The biggest issue emerging with the tobacco money, however, is that since 2007-08, the annual payments have been declining — from $392 million that year to $355 million in 2009-10 and an estimated $340 million in 2010-11. That trend is national, and there are two main reasons: Fewer people are smoking (in Florida, 17.5% of adults smoke, down from 21% in 2006). More significant, more smokers are turning to cigarettes made by companies that weren’t included in the lawsuit.
Those “non-participating” companies haven’t had to calculate the settlement in their cost of doing business and can sell cigarettes cheaper. They’re taking market share from the bigger firms. In Florida, for example, the market share of Dosal Tobacco Corp., which wasn’t part of the lawsuit, has risen from insignificance to nearly 15%. Dosal, appropriately, has fought attempts in the Legislature to impose fees that retroactively sweep it into the legal settlement. The only real alternative the state has if it wants more money out of Dosal is to sue.

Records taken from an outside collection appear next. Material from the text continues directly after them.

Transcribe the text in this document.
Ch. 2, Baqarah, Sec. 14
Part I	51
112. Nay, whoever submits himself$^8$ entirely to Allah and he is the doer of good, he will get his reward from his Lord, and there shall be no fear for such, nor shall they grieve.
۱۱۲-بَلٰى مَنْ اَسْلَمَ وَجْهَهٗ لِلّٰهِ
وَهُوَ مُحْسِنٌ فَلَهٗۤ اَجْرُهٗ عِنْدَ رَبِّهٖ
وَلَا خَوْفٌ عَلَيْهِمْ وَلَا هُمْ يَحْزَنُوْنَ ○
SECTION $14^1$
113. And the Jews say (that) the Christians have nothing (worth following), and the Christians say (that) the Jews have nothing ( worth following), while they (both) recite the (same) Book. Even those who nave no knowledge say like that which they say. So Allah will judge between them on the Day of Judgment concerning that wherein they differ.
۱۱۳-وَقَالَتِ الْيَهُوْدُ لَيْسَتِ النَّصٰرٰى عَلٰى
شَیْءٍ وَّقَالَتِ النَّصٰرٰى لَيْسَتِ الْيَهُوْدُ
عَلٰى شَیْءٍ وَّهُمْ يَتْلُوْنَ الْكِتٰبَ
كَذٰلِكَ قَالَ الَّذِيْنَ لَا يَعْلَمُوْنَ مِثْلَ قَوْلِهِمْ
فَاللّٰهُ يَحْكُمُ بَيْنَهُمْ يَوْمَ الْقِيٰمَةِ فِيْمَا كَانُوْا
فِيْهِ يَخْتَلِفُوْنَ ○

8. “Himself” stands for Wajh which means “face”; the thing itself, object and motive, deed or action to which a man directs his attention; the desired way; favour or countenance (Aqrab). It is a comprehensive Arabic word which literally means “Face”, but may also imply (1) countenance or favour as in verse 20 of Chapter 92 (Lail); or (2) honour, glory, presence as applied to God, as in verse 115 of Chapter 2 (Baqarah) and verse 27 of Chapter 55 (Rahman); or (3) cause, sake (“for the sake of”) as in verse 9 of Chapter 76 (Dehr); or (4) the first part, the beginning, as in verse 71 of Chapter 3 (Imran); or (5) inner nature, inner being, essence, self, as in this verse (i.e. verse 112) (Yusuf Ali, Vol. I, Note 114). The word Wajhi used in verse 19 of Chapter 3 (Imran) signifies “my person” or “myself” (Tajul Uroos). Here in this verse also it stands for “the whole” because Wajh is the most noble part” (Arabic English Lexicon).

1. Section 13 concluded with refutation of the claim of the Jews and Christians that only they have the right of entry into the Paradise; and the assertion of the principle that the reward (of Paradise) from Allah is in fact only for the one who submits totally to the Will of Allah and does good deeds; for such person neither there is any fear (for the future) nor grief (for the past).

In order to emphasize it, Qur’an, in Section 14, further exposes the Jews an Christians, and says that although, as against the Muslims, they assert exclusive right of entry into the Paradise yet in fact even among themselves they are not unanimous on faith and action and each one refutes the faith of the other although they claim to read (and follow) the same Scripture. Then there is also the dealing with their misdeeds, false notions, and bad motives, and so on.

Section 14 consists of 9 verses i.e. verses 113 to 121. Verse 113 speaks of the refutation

Florida’s decision to go it alone in suing the tobacco companies — rather than join the other 46 states — worked against it here. Unlike the 46, Florida didn’t end up with provisions that generate payment from non-participating companies.
And so it goes. Cigarette makers are back in court these days defending lawsuits by individual Florida smokers that are now coming to trial — these plaintiffs once were part of the Engle class-action lawsuit. So far, the companies are losing big. As the verdicts, and potential costs, mount, it will be interesting to see whether the companies look for ways to duck the obligations they agreed to when they settled the tobacco case.
Meanwhile, our state operates in policy schizophrenia: One hand keeps tobacco money firmly attached to its budgetary lip, while the other does everything it can to quit the habit.